Actually there were some other operations too, where this behavior was happening (for the same file).
--------------

Corresponding logs in log file said.. (there are few more lines of similar log on same file)

[2009-12-02 17:57:37] W [fuse-bridge.c:911:fuse_fd_cbk] glusterfs-fuse: 3542237: OPEN() /test2/linux-2.6.31.6/scripts/kconfig/.conf.cmd => -1 (Success)
[2009-12-02 17:57:37] W [fuse-bridge.c:911:fuse_fd_cbk] glusterfs-fuse: 3542238: OPEN() /test2/linux-2.6.31.6/scripts/kconfig/.conf.cmd => -1 (Success)
[2009-12-02 17:57:40] W [fuse-bridge.c:720:fuse_truncate_cbk] glusterfs-fuse: 3542962: TRUNCATE() /test2/linux-2.6.31.6/scripts/kconfig/.conf.cmd => -1 (Success)
[2009-12-02 17:57:40] W [fuse-bridge.c:965:fuse_setattr_cbk] glusterfs-fuse: 3542962: SETATTR() /test2/linux-2.6.31.6/scripts/kconfig/.conf.cmd => -1 (Success)
[2009-12-02 17:57:56] W [fuse-bridge.c:1238:fuse_unlink_cbk] glusterfs-fuse: 3577415: UNLINK() /test2/linux-2.6.31.6/scripts/kconfig/.conf.cmd => -1 (Success)
[2009-12-02 18:20:38] W [fuse-bridge.c:1238:fuse_unlink_cbk] glusterfs-fuse: 3577459: UNLINK() /test2/linux-2.6.31.6/scripts/kconfig/.conf.cmd => -1 (Success)
[2009-12-02 18:31:00] W [fuse-bridge.c:1238:fuse_unlink_cbk] glusterfs-fuse: 3577668: UNLINK() /test2/linux-2.6.31.6/scripts/kconfig/.conf.cmd => -1 (Success)
[2009-12-02 18:36:48] W [fuse-bridge.c:1238:fuse_unlink_cbk] glusterfs-fuse: 3577682: UNLINK() /test2/linux-2.6.31.6/scripts/kconfig/.conf.cmd => -1 (Success)
[2009-12-02 18:36:51] W [fuse-bridge.c:2608:fuse_xattr_cbk] glusterfs-fuse: 3577690: GETXATTR() /test2/linux-2.6.31.6/scripts/kconfig/.conf.cmd => -1 (Success)
[2009-12-02 18:36:53] W [fuse-bridge.c:2608:fuse_xattr_cbk] glusterfs-fuse: 3577697: GETXATTR() /test2/linux-2.6.31.6/scripts/kconfig/.conf.cmd => -1 (Success)
-----

after this i did the stat, and unlink succeeded..

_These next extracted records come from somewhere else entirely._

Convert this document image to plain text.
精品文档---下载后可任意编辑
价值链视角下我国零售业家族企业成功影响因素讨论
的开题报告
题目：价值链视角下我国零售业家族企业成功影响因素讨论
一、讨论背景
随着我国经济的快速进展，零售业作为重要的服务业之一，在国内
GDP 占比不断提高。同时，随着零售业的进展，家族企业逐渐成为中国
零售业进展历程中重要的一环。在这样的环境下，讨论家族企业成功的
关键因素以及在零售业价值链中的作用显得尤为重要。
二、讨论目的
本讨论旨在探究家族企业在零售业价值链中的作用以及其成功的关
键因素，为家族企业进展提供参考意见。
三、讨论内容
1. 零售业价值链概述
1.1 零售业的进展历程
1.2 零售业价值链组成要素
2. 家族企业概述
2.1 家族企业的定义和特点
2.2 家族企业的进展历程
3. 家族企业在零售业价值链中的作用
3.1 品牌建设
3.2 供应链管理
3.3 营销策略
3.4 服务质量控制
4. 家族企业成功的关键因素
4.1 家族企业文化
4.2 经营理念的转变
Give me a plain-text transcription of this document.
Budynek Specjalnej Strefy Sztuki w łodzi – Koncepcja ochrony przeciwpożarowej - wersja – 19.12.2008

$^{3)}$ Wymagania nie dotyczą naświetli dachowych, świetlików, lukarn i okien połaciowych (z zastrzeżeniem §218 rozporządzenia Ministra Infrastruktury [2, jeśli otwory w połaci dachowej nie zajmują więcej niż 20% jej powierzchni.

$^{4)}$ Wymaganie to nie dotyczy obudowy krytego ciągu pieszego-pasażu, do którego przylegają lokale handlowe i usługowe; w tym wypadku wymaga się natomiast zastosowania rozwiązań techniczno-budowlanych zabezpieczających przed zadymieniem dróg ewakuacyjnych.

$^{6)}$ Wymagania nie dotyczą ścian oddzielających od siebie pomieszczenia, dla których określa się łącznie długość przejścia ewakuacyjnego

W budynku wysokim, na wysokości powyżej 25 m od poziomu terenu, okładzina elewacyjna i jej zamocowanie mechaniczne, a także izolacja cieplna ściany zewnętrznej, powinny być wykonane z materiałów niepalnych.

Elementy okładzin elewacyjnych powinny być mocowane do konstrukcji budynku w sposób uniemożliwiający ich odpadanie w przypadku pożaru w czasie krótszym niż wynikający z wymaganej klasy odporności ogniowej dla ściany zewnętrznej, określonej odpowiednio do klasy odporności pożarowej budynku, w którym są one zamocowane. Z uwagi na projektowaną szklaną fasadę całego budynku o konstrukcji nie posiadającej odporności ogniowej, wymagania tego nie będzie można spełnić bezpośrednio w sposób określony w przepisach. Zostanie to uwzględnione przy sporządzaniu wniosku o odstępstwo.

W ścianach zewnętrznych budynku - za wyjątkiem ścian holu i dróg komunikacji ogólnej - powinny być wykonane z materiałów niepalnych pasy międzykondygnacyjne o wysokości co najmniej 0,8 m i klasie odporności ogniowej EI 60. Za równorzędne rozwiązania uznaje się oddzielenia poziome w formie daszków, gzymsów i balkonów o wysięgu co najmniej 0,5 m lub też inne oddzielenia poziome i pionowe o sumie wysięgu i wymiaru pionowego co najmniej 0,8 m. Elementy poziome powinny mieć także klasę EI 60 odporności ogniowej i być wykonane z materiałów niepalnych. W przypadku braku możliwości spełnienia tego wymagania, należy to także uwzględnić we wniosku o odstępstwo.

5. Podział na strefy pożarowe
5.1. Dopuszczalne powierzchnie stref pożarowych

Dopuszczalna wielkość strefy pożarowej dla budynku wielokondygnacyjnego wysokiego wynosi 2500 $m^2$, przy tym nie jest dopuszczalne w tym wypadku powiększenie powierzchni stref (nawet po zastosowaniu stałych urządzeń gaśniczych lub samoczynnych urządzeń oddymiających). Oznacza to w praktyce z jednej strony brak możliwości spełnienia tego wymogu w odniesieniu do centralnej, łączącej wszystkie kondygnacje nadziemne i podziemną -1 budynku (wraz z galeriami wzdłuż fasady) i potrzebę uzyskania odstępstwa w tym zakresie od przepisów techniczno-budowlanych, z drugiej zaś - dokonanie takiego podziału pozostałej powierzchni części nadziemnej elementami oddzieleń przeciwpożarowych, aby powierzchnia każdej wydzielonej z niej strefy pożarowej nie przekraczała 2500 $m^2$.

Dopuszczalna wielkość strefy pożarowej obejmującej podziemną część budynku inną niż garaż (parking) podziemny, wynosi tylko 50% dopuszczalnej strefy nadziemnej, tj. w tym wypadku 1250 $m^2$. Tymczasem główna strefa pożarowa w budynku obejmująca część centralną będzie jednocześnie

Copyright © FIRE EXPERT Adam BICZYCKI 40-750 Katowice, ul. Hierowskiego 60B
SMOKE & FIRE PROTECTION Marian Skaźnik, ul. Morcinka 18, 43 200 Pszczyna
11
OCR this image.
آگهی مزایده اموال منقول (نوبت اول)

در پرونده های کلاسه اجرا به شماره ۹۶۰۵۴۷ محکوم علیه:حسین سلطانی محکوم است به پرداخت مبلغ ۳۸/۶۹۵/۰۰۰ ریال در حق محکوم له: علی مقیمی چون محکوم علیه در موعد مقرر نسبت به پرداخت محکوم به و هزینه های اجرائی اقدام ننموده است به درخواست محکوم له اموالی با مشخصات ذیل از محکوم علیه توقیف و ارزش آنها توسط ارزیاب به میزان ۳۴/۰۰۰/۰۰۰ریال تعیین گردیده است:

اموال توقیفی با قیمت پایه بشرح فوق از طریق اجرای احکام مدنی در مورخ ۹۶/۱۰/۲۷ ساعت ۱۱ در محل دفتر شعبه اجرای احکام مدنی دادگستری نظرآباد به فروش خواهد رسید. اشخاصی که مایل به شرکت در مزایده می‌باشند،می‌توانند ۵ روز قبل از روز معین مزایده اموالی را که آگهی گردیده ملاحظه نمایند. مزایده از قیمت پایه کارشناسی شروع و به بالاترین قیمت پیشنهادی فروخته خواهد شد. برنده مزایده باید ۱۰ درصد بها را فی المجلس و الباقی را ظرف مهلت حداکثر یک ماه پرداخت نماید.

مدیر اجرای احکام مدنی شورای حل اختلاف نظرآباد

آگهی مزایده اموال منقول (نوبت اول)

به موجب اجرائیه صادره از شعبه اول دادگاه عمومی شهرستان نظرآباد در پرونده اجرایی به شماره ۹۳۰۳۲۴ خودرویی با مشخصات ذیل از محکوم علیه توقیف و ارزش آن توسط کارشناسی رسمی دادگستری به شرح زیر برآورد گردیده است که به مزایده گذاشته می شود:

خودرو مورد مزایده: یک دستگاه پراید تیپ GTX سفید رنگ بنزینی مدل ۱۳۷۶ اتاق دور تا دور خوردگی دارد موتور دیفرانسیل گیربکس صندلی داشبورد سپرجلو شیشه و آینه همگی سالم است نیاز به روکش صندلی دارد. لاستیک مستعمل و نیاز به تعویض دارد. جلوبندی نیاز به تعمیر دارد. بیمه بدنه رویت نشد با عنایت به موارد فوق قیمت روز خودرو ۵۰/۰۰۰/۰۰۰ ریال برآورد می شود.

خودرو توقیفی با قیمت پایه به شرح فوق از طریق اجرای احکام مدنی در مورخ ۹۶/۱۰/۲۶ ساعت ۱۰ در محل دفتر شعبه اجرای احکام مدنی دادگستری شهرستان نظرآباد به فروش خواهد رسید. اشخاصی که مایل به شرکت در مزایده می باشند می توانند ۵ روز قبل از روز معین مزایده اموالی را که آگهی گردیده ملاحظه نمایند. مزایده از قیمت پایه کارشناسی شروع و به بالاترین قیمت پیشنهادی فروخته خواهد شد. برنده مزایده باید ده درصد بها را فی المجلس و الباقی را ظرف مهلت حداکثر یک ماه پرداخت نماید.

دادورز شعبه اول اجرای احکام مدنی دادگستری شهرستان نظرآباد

Comment 1 Anand Avati 2009-12-05 09:21:32 UTC
PATCH: http://patches.gluster.com/patch/2558 in master (performance/stat-prefetch: don't check whether previous lookups have been failed in sp_process_inode_ctx.)

Comment 2 Anand Avati 2009-12-06 14:28:44 UTC
PATCH: http://patches.gluster.com/patch/2559 in release-2.0 (performance/stat-prefetch: don't check whether previous lookups have been failed in sp_process_inode_ctx.)

Comment 3 Amar Tumballi 2009-12-06 20:09:17 UTC
not seen this problem after the fix.. Will reopen if seen. currently resolving it.